I am trying to evaluate whether two named groups of words occur within 25 words of each other. I am having two issues, which are likely very interrelated:
- I am following this approach to evaluate whether certain words are near each other http://www.regular-expressions.info/near.html . The original counter appears to work, but I then want to break my code into two parts to double-check. However, when I do so, my "counter3" creates a double counting issue (i.e., counts the words purchased when it should only count sells). This is the almost the exact same question and issue as Counting presence of words within context (near other words) except using Python rather than perl.
text = "CompanyA sells Androids and Robots. Androids are then purchased and resold by Company"

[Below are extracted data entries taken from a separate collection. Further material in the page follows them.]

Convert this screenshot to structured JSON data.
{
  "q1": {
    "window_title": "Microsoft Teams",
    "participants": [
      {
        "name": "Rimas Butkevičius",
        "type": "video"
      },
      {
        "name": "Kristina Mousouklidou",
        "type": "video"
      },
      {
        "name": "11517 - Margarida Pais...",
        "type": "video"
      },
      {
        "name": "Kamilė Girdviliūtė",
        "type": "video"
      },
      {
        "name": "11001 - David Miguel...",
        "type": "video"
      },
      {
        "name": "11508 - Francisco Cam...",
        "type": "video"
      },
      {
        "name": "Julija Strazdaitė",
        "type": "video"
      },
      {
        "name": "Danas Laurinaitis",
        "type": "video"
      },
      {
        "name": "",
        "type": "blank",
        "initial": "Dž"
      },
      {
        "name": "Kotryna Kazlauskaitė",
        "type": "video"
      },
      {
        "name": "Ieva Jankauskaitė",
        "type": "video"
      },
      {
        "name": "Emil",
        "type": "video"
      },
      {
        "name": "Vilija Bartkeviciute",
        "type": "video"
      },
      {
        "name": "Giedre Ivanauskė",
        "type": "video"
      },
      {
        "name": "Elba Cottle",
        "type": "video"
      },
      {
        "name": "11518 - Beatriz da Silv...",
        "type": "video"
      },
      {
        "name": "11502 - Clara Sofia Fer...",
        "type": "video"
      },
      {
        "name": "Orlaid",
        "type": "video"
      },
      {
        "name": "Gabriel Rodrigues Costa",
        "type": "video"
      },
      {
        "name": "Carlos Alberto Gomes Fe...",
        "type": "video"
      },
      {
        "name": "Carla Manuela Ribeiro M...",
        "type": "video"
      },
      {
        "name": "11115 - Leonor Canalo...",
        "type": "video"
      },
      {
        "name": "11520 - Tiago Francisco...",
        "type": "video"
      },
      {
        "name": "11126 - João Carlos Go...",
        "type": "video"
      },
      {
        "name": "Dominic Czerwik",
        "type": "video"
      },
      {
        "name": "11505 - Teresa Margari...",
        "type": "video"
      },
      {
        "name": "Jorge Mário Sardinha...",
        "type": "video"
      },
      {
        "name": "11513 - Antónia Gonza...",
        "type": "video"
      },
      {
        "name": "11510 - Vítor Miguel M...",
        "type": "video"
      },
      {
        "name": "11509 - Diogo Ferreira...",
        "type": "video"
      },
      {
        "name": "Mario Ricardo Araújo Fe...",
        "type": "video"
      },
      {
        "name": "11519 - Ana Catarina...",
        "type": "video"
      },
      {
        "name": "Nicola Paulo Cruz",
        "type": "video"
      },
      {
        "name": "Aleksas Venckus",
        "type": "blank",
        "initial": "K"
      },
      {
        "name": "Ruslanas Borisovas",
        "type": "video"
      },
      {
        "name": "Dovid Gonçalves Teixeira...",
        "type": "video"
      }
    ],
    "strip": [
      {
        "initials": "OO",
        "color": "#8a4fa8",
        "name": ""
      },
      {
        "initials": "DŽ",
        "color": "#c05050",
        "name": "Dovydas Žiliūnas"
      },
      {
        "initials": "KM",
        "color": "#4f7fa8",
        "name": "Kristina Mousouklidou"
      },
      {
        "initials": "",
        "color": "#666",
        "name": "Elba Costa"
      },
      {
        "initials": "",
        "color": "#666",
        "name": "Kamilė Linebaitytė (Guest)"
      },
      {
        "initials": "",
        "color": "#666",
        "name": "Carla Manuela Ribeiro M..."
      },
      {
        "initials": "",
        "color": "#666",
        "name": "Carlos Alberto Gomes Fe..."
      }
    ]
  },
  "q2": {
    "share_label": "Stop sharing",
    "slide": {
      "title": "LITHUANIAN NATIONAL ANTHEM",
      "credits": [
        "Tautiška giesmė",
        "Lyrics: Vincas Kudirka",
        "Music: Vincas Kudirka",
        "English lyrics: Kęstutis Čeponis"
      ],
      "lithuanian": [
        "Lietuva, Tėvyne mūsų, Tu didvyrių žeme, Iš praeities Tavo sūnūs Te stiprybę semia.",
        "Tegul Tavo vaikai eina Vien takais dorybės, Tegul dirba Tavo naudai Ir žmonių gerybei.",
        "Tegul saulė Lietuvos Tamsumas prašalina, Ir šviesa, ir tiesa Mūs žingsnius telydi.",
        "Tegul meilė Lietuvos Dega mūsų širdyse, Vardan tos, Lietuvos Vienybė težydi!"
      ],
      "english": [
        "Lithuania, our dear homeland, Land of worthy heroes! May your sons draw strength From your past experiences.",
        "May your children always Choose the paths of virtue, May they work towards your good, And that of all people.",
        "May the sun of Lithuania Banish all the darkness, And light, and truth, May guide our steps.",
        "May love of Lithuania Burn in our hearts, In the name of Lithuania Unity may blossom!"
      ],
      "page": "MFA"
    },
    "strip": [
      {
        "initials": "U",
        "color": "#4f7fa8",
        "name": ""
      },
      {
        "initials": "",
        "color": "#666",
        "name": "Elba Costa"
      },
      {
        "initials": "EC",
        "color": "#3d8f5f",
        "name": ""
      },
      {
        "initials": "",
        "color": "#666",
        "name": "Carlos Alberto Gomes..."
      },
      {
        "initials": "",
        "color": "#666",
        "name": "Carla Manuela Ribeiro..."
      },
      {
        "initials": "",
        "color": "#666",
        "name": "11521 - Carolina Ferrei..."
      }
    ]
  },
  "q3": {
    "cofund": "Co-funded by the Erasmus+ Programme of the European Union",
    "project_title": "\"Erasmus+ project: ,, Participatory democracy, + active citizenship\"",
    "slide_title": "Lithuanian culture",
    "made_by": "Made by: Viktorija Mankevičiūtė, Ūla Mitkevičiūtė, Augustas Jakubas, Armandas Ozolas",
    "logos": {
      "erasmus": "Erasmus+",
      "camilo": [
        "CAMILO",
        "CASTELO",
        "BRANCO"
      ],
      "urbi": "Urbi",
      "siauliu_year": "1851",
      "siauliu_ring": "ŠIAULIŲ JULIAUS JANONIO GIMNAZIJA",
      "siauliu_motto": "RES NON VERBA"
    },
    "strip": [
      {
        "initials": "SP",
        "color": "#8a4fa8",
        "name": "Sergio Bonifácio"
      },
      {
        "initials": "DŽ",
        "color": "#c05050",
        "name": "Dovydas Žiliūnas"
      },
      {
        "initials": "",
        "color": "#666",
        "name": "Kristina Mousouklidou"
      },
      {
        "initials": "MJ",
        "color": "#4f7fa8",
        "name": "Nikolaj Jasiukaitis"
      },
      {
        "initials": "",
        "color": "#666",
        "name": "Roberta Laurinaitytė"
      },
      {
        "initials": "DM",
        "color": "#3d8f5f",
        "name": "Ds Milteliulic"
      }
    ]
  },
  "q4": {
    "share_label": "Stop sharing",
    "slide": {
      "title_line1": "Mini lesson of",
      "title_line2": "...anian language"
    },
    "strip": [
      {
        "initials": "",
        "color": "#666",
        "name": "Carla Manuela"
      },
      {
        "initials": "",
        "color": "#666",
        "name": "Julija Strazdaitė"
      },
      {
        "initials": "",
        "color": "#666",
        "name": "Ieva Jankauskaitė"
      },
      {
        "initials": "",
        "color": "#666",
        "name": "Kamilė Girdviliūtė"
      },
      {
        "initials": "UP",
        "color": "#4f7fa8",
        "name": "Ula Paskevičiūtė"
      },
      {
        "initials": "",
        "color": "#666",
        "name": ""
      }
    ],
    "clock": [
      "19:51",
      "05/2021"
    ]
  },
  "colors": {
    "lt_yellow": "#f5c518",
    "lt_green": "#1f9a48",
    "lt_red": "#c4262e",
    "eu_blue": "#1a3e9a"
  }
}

counter1 = Counter(re.findall(r'\b((?:Androids\W+(?:\w+\W+){0,25}?\W+sells|purchased|resold)|sells|purchased|resold\W+(?:\w+\W+){0,25}?Androids)\b',text, re.DOTALL))
#to ensure my code is working correctly, I then want to split counter1 into two parts. However, counter 3 is giving me a double counting issues:
counter2 = Counter(re.findall(r'\b((?:Androids\W+(?:\w+\W+){0,25}?/W+sells|purchased|resold))\b',text, re.DOTALL))
counter3 = Counter(re.findall(r'\b((?:sells|purchased|resold\W+(?:\w+\W+){0,25}?/W+Androids))\b',text, re.DOTALL))
#Result: counter1= Counter({'sells': 1, 'purchased': 1, 'resold': 1})
#Result: counter2 = Counter({'purchased': 1, 'resold': 1})
#Result: counter3= Counter({'sells': 1, 'purchased': 1})
#I have also tried the below variation, which corrects counter3, but then causes an issue with counter2
counter2 = Counter(re.findall(r'\b((Androids)\W+(?:\w+\W+){0,25}?(sells|purchased|resold))\b',text, re.DOTALL))
counter3 = Counter(re.findall(r'\b((sells|purchased|resold)\W+(?:\w+\W+){0,25}?(Androids))\b',text, re.DOTALL))
#result counter2 = Counter({('Androids and Robots. Androids are then purchased', 'Androids','purchased'): 1})
#result counter3 = Counter({('sells Androids', 'sells', 'Androids'): 1})
- Next I want to create variables for the groups of words and then reference them within my regular expression. I am following this reference How to use a variable inside a regular expression?. However, I am still having issues (maybe once question 1 is answered, it will lead me to the answer for question 2)
Group1 ='Androids'
Group2 = 'sells |purchased |resold '
counter2 = Counter(re.findall(rf'\b(?:{Group1}\W+(?:\w+\W+){0,25}?{Group2})\b',text, re.DOTALL))
counter3 = Counter(re.findall(rf'\b(?:{Group2}\W+(?:\w+\W+){0,25}?{Group1})\b',text, re.DOTALL))
#Result - counter2 = Counter({'': 2})
#Result - counter3 = Counter({'': 2})
#interestingly, if I try an alternative variation (i.e., removing ?:), which fixed counter3 in my first question, it does not fix the issue when I try to reference the variables
counter2 = Counter(re.findall(rf'\b({Group1}\W+(?:\w+\W+){0,25}?{Group2})\b',text, re.DOTALL))
counter3 = Counter(re.findall(rf'\b({Group2}\W+(?:\w+\W+){0,25}?{Group1})\b',text, re.DOTALL))
#Result - counter2 = Counter({('purchased ', ''): 1, ('resold ', ''): 1})
#Result counter3 = Counter({('sells ', ''): 1, ('purchased ', ''): 1})
Any help would be fantastic, as I feel I'm going a little crazy trying different variations to make this code work! Thanks!